Fig.4 BCA Protein Standard Curve.


We used the BCA (Bicinchoninic acid) method to measure the concentration of amajLime protein.
The concentration of blue chromoprotein was 0.6608 mg/ml.
The standard protein curve fitting equation (R2=0.96888) :
y=4.09079x+0.42975
It comes out that:
The concentration of amajLime is 0.6608 mg/ml.


Fig.5 TOF MS of amajLime.


Conclusion : We performed Time of Flight Mass Spectrometer on the purified HIS-tagged amajLime protein. The predicted molecular mass of this protein is about 26840Da. The result of TOF-Mass Spectrometry showed that the specific molecular mass of amajLime protein is 26.898kDa (the value of the sharpest peak is shown as the molecular mass of amajLime protein). Moreover, the intensity of 26.898kDa is up to 4x105, which indicates the high concentration and purity of the amajLime protein. There are also some small protein peaks, suggesting that the noise had some effect, but not much.


Fig.6 Absorption spectrum of amajLime (190-1100nm).
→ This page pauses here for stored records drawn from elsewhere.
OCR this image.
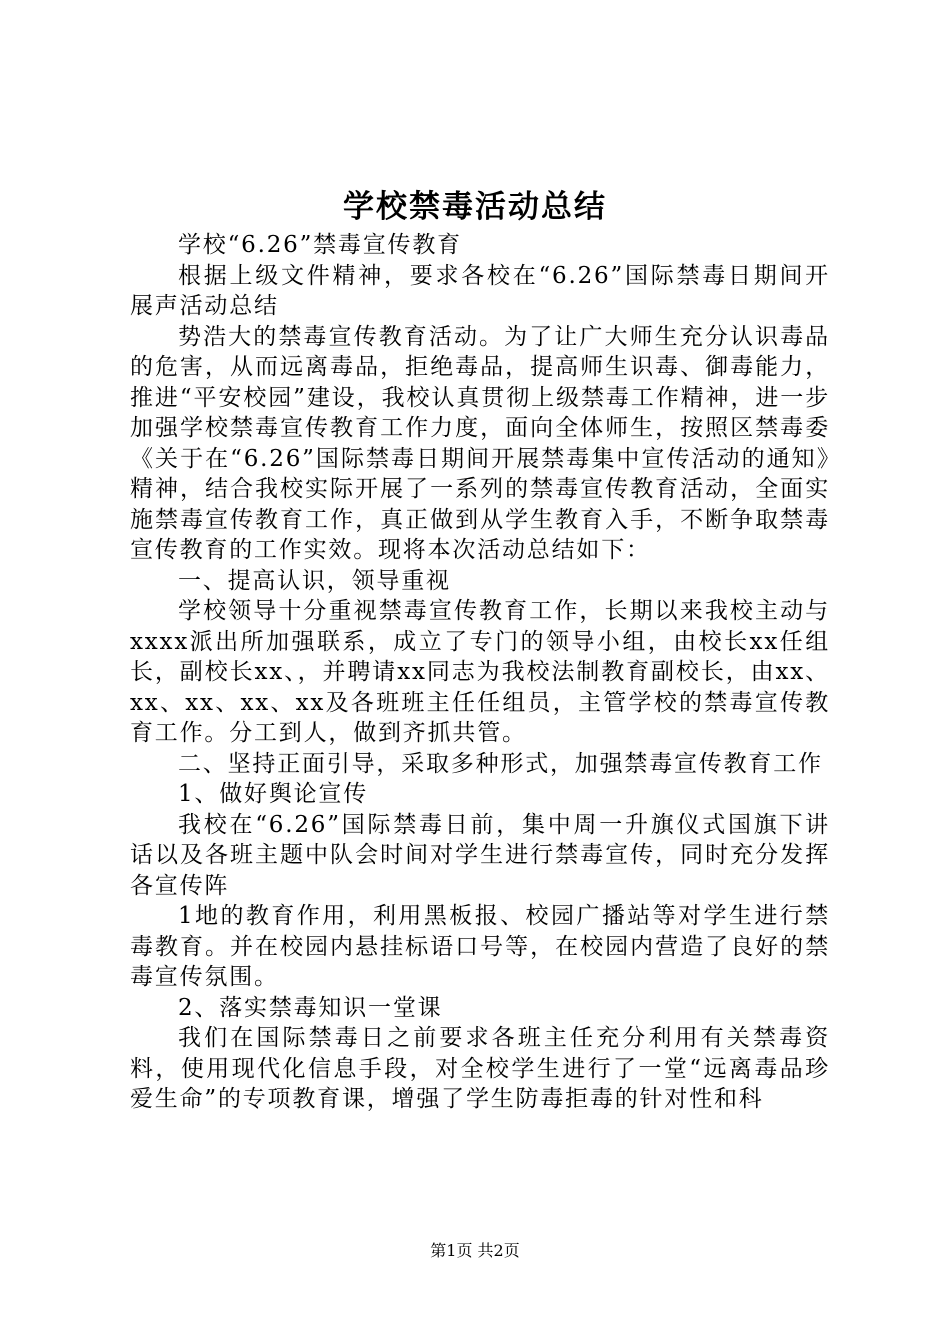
学校禁毒活动总结

学校“6.26”禁毒宣传教育

根据上级文件精神，要求各校在“6.26”国际禁毒日期间开展声活动总结

势浩大的禁毒宣传教育活动。为了让广大师生充分认识毒品的危害，从而远离毒品，拒绝毒品，提高师生识毒、御毒能力，推进“平安校园”建设，我校认真贯彻上级禁毒工作精神，进一步加强学校禁毒宣传教育工作力度，面向全体师生，按照区禁毒委《关于在“6.26”国际禁毒日期间开展禁毒集中宣传活动的通知》精神，结合我校实际开展了一系列的禁毒宣传教育活动，全面实施禁毒宣传教育工作，真正做到从学生教育入手，不断争取禁毒宣传教育的工作实效。现将本次活动总结如下：

一、提高认识，领导重视

学校领导十分重视禁毒宣传教育工作，长期以来我校主动与xxxx派出所加强联系，成立了专门的领导小组，由校长xx任组长，副校长xx、，并聘请xx同志为我校法制教育副校长，由xx、xx、xx、xx、xx及各班班主任任组员，主管学校的禁毒宣传教育工作。分工到人，做到齐抓共管。

二、坚持正面引导，采取多种形式，加强禁毒宣传教育工作

1、做好舆论宣传

我校在“6.26”国际禁毒日前，集中周一升旗仪式国旗下讲话以及各班主题中队会时间对学生进行禁毒宣传，同时充分发挥各宣传阵

1地的教育作用，利用黑板报、校园广播站等对学生进行禁毒教育。并在校园内悬挂标语口号等，在校园内营造了良好的禁毒宣传氛围。

2、落实禁毒知识一堂课

我们在国际禁毒日之前要求各班主任充分利用有关禁毒资料，使用现代化信息手段，对全校学生进行了一堂“远离毒品珍爱生命”的专项教育课，增强了学生防毒拒毒的针对性和科

第1页 共2页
amajLime protein full-wavelength scan profile :
1-198nm 2.551A
2-210nm 2.683A
3-276nm 0.146A
4-454nm 0.135A

Conclusion : The full-wavelength scan of amajLime protein shows that the strongest absorption peak of amajLime protein occurs at 210nm. As shown in the results, amajLime has a low intensity peak at 400 to 450 nm, which may be due to the fluorescence excitation demonstrated by previous teams such as Hong Kong-CUHK iGEM 2017.
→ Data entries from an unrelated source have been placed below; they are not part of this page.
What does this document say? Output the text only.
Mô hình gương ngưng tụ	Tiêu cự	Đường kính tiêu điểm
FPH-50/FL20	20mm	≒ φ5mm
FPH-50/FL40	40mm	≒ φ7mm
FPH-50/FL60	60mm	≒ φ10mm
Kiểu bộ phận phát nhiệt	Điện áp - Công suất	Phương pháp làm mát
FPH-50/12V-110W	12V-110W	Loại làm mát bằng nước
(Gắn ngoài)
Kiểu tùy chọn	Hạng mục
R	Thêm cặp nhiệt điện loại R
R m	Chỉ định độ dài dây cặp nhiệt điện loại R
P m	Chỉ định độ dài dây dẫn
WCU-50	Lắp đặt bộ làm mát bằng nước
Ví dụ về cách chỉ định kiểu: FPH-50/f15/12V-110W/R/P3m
Fig.7 Absorption spectrum of amajLime (350-660nm).


Conclusion : The full wavelength measurement of amajLime (359-660nm) was compared with the excitation spectrum figure of 2013UPPSALA , indicating that the results of amajLime protein characterized by our team were similar to those of 2013 UPPSALA and Hong Kong-CUHK iGEM 2017.



Structural modeling results of the amajLime protein based on Swiss-Model


Fig.8-1 The results of the homology and structural modelling protein amajLime.
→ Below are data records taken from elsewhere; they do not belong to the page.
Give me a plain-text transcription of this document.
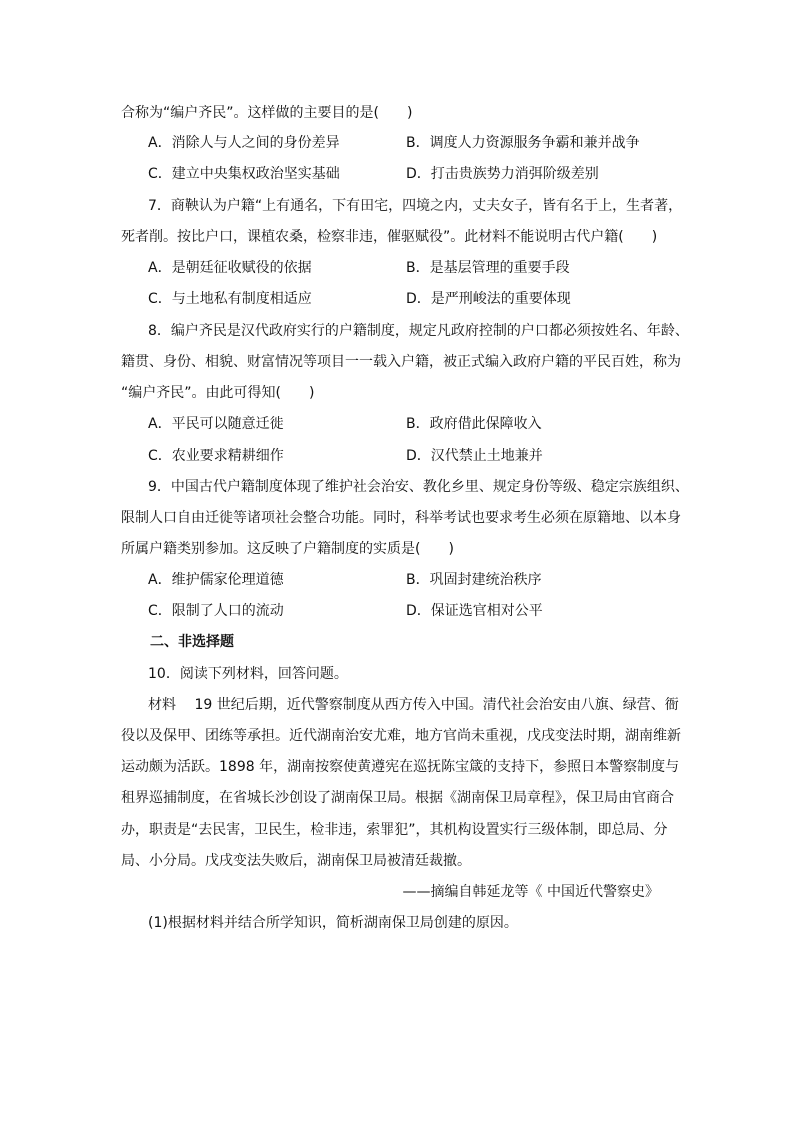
合称为“编户齐民”。这样做的主要目的是(　　)
A．消除人与人之间的身份差异	B．调度人力资源服务争霸和兼并战争
C．建立中央集权政治坚实基础	D．打击贵族势力消弭阶级差别
7．商鞅认为户籍“上有通名，下有田宅，四境之内，丈夫女子，皆有名于上，生者著，
死者削。按比户口，课植农桑，检察非违，催驱赋役”。此材料不能说明古代户籍(　　)
A．是朝廷征收赋役的依据	B．是基层管理的重要手段
C．与土地私有制度相适应	D．是严刑峻法的重要体现
8．编户齐民是汉代政府实行的户籍制度，规定凡政府控制的户口都必须按姓名、年龄、
籍贯、身份、相貌、财富情况等项目一一载入户籍，被正式编入政府户籍的平民百姓，称为
“编户齐民”。由此可得知(　　)
A．平民可以随意迁徙	B．政府借此保障收入
C．农业要求精耕细作	D．汉代禁止土地兼并
9．中国古代户籍制度体现了维护社会治安、教化乡里、规定身份等级、稳定宗族组织、
限制人口自由迁徙等诸项社会整合功能。同时，科举考试也要求考生必须在原籍地、以本身
所属户籍类别参加。这反映了户籍制度的实质是(　　)
A．维护儒家伦理道德	B．巩固封建统治秩序
C．限制了人口的流动	D．保证选官相对公平
二、非选择题
10．阅读下列材料，回答问题。
材料　 19 世纪后期，近代警察制度从西方传入中国。清代社会治安由八旗、绿营、衙
役以及保甲、团练等承担。近代湖南治安尤难，地方官尚未重视，戊戌变法时期，湖南维新
运动颇为活跃。1898 年，湖南按察使黄遵宪在巡抚陈宝箴的支持下，参照日本警察制度与
租界巡捕制度，在省城长沙创设了湖南保卫局。根据《湖南保卫局章程》，保卫局由官商合
办，职责是“去民害，卫民生，检非违，索罪犯”，其机构设置实行三级体制，即总局、分
局、小分局。戊戌变法失败后，湖南保卫局被清廷裁撤。
——摘编自韩延龙等《 中国近代警察史》
(1)根据材料并结合所学知识，简析湖南保卫局创建的原因。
Fig.8-2 The 3D model of the homology and structural modelling protein amajLime .


Conclusion: We used Swiss-Model to simulate the three-dimensional structure of amajLime protein. The above figures showed the modeling result of Swiss-Model.


References

[http://www.nature.com/nbt/journal/v17/n10/full/nbt1099_969.html] Matz, Mikhail V., et al. "Fluorescent proteins from nonbioluminescent Anthozoa species." Nature biotechnology 17.10 (1999): 969-973.

[http://www.pnas.org/content/102/36/12712.short] Henderson, J. Nathan, and S. James Remington. "Crystal structures and mutational analysis of amFP486, a cyan fluorescent protein from Anemonia majano." Proceedings of the National Academy of Sciences of the United States of America 102.36 (2005): 12712-12717.

[http://www.ncbi.nlm.nih.gov/pubmed/18648549] Alieva, N. O., et al. 2008. Diversity and evolution of coral fluorescent proteins. PLoS One 3:e2680.

[1] P. J. Cranfill et al., “Quantitative assessment of fluorescent proteins,” Nat. Methods, vol. 13, no. 7, pp. 557–562, Jun. 2016.

Sequence and Features


Assembly Compatibility:
  • 10
    COMPATIBLE WITH RFC[10]
  • 12
    COMPATIBLE WITH RFC[12]
  • 21
    COMPATIBLE WITH RFC[21]
  • 23
    COMPATIBLE WITH RFC[23]
  • 25
    COMPATIBLE WITH RFC[25]
  • 1000
    COMPATIBLE WITH RFC[1000]



Functional Parameters: Austin_UTexas

BBa_K1033916 parameters

Burden Imposed by this Part:

Burden Value: 1.9 ± 2.5%

Burden is the percent reduction in the growth rate of E. coli cells transformed with a plasmid containing this BioBrick (± values are 95% confidence limits). This BioBrick did not exhibit a burden that was significantly greater than zero (i.e., it appears to have little to no impact on growth). Therefore, users can depend on this part to remain stable for many bacterial cell divisions and in large culture volumes. Refer to any one of the BBa_K3174002 - BBa_K3174007 pages for more information on the methods, an explanation of the sources of burden, and other conclusions from a large-scale measurement project conducted by the 2019 Austin_UTexas team.

This functional parameter was added by the 2020 Austin_UTexas team.